Pre-event presentation

The Analog World:
an artist talk & performance by Floris Vanhoof 

December 10, 19.00h - Free 
@ aula Dieperik, Campus Mutsaard academy of Antwerp
Please note: This Artist Talk will be mainly in Dutch. 

The digitally indulged viewer is confronted with the analogue world. With artist Floris Vanhoof, we explore the working process and dynamics of flickering slide and film projectors combined with electronic music circuits. Our viewing patterns are shaken up, we explore the analogue field. Away from the virtual world where attention-grabbing algorithms leave little room for imagination, we move freely between auditory and visual media. 

© Cable-Nantes

"The combination of Vanhoof’s modular waveforms and near-strobing assemblages of projected light have the ability to overload the brain’s capacity for synthesis, forcing it to switch modes and enter a pre-lingual altered state. This was the effect I experienced when I saw him perform in Los Angeles earlier this year."

(The Wire)

About Floris Vanhoof 

Floris Vanhoof (°1982, lives and works in Antwerp, Belgium) is interested in the hybrid forms of music, visual art, and film. His first projections -experimental films on 16 millimeter- evolved towards purely visual experiences which questioned our viewing patterns.
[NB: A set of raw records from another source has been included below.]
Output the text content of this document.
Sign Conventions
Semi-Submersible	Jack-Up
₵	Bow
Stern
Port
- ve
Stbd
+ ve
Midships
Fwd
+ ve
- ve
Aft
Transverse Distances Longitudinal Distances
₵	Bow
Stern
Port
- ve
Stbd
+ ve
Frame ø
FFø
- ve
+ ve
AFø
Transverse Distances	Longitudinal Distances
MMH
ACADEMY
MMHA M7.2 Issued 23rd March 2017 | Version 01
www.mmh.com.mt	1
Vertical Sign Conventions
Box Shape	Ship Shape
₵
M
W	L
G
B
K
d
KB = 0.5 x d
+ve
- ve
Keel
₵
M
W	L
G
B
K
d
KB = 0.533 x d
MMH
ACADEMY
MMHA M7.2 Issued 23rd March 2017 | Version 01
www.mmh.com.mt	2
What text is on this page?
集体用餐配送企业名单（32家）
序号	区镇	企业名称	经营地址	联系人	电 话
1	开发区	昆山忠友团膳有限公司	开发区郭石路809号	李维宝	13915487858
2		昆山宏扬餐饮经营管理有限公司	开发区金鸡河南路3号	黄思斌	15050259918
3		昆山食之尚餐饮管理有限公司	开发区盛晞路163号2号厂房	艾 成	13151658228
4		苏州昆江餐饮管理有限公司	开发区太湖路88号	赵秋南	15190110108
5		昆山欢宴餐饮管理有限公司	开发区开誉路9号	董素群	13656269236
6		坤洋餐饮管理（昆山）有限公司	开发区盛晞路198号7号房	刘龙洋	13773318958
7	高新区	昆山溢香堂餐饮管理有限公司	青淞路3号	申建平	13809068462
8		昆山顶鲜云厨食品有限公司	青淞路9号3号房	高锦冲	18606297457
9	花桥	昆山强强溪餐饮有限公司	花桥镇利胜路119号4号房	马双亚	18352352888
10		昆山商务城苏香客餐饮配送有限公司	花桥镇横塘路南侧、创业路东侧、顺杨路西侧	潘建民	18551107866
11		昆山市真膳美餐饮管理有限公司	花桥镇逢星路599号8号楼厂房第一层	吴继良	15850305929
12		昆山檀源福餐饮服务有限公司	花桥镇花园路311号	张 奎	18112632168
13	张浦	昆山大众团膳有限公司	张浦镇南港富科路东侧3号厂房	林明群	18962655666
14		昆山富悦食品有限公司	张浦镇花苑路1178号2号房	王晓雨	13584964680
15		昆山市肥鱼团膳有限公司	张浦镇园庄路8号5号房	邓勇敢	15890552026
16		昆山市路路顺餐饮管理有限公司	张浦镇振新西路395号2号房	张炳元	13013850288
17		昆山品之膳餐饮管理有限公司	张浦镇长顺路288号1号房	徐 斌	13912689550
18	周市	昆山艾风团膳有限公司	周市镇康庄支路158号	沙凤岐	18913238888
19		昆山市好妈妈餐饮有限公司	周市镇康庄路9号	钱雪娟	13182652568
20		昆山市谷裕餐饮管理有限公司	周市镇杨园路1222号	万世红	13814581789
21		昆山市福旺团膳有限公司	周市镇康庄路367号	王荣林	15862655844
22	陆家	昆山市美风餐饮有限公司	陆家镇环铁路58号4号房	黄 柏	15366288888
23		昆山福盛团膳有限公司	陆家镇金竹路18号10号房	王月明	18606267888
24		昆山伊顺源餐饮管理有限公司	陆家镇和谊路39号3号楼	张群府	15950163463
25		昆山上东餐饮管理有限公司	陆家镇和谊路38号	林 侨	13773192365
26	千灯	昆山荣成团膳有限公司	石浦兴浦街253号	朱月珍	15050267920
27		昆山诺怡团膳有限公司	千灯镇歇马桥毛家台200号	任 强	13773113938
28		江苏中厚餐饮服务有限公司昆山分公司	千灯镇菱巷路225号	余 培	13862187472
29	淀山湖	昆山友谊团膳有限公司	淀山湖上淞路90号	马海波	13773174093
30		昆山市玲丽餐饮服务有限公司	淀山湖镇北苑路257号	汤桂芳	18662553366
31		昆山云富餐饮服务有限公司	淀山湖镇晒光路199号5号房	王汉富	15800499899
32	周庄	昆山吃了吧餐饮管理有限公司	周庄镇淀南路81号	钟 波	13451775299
Inspired by structural film and early electronic music, he builds installations, creates expanded cinema performances, and releases his music. Vanhoof makes his own instruments to explore the border between image, light, and sound.
As media-archaeologist, he confronts the digitally-spoiled audience with flickering 16mm films and 35mm slide installations - formats doomed to disappear. He often chooses analog technology because of the greater transparency of the workflow, and because of its rich dynamic range. Cut loose from all nostalgia, he experiments with what used to be considered "hightech." Vanhoof searches for new ideas with old media. He translates sound to image and vice-versa by connecting different incompatible media. He is especially curious about the effects his work elicits in the viewer: How does our perception operate? Which new perspectives appear?